One of the brightest spots of the early-going has been the transformation of Jimmy Nelson into a useful starting pitcher rather than the middling back-end starter he has been so far in his four year career.
Nelson has struck out 22.6 percent of the hitters he has faced in 2017, good for 36th in the majors for starters with at least 40 innings pitched. This is the best mark of his career. He is doing so while lowering his walk rate at the same time. He has walked only 6.7 percent of the hitters he has faced. The righty ranks 31st in the league with 3.38 strikeouts for every walk he has given up.
Nelson is striking out more hitters and walking less by simply putting the ball in the strike zone more often than at any point in his career. He has been in the strike zone 57.3 percent of the time, 4.6 percentage points higher than his next highest single season total. At the same time, his zone contact rate has dropped to 81.5 percent after hovering around 86 percent through his first three full seasons. Nelson is getting hitters to swing and miss at a near-career high rate while throwing vastly more strikes than at any point in his career.

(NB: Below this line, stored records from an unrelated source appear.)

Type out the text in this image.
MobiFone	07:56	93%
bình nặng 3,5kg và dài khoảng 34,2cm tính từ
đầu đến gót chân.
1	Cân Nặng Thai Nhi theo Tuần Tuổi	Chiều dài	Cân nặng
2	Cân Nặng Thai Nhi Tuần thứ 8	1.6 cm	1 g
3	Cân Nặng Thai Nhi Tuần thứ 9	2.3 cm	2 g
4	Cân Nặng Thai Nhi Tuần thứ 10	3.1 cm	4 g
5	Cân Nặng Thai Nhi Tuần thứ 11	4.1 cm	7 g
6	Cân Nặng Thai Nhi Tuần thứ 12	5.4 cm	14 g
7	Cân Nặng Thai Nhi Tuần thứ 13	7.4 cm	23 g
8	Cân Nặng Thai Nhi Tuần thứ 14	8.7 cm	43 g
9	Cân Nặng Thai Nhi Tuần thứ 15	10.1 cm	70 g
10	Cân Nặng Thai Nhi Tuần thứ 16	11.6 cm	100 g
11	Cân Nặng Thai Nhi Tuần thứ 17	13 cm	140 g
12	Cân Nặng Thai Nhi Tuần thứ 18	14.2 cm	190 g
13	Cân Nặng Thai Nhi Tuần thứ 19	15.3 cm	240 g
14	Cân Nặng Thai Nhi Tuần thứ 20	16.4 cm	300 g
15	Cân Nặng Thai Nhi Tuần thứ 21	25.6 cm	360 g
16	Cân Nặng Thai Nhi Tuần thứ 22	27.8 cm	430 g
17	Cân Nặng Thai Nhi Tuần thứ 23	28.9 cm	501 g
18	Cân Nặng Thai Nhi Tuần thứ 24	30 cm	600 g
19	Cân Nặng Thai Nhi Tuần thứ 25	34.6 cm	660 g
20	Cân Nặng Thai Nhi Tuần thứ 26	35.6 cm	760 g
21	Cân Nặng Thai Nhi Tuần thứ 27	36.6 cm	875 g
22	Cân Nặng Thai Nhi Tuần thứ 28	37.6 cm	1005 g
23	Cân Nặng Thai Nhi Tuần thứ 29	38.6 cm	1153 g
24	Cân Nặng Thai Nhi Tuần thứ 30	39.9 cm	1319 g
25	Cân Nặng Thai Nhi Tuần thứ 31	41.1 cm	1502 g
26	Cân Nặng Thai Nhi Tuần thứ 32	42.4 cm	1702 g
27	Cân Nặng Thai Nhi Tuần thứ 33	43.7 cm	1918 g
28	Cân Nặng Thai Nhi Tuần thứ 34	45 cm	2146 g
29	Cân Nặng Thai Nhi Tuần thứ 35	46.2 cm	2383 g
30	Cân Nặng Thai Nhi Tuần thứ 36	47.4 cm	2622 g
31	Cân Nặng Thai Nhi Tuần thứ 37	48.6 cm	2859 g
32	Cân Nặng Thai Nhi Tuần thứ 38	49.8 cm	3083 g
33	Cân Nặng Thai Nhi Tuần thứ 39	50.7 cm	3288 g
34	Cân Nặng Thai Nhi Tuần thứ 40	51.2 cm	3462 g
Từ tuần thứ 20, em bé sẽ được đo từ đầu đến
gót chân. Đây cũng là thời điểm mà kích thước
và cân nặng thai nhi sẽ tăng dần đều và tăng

His ERA is at 3.83 despite a bloated .333 batting average on balls in play, a high number even for the Brewers’ sketchy early-season defense. His fielding independent pitching (FIP) is 3.46, which places him 27th in Major League Baseball, just behind Danny Duffy and Zack Grienke. His FIP puts him in ace territory.
Nelson is throwing his fastball more than his sinker for the first time in his career. He has thrown his fastball 35.6 percent of the time, after throwing it just 23.3 percent of the time prior to 2017. He is also throwing more off-speed pitches. He has firmly added a changeup to his repertoire. Nelson is only throwing it 4.5 percent of the time but it adds another dimension to his approach.
His results on both fastballs and sinkers have improved upon his career numbers. By backing off from his heavy usage of his sinker, hitters are left guessing whether the fastball or sinker is coming and thus both pitches have improved results. He has been extremely unlucky when he throws his slider. Batters haven’t hit a single home run off the pitch, but they are slugging .447 and running a .342 batting average due to a .394 BABIP. Historically his slider has been his go-to put-away pitch, unless Nelson has lost something on it, I’d expect the pitch to being the plus breaker of the past.
It remains to be seen if Jimmy Nelson can keep up his early season success. The Brewers might be wise to capitalize on his breakout by trading him if he keeps it up for another month. He enters arbitration after the 2017 season and has only three years left of control. A Nelson trade may depend on how Guerra comes back from injury and if Davies can recover from his early-season struggles. He is turning 28 this month. Although the Brewers are in first-place now, Nelson may be past his prime once the team fully completes this rebuild.
Jimmy Nelson’s underlying numbers suggest he is a different pitcher. Look for him to continue his modest success with his newfound love of the strike zone and a new pitch mix.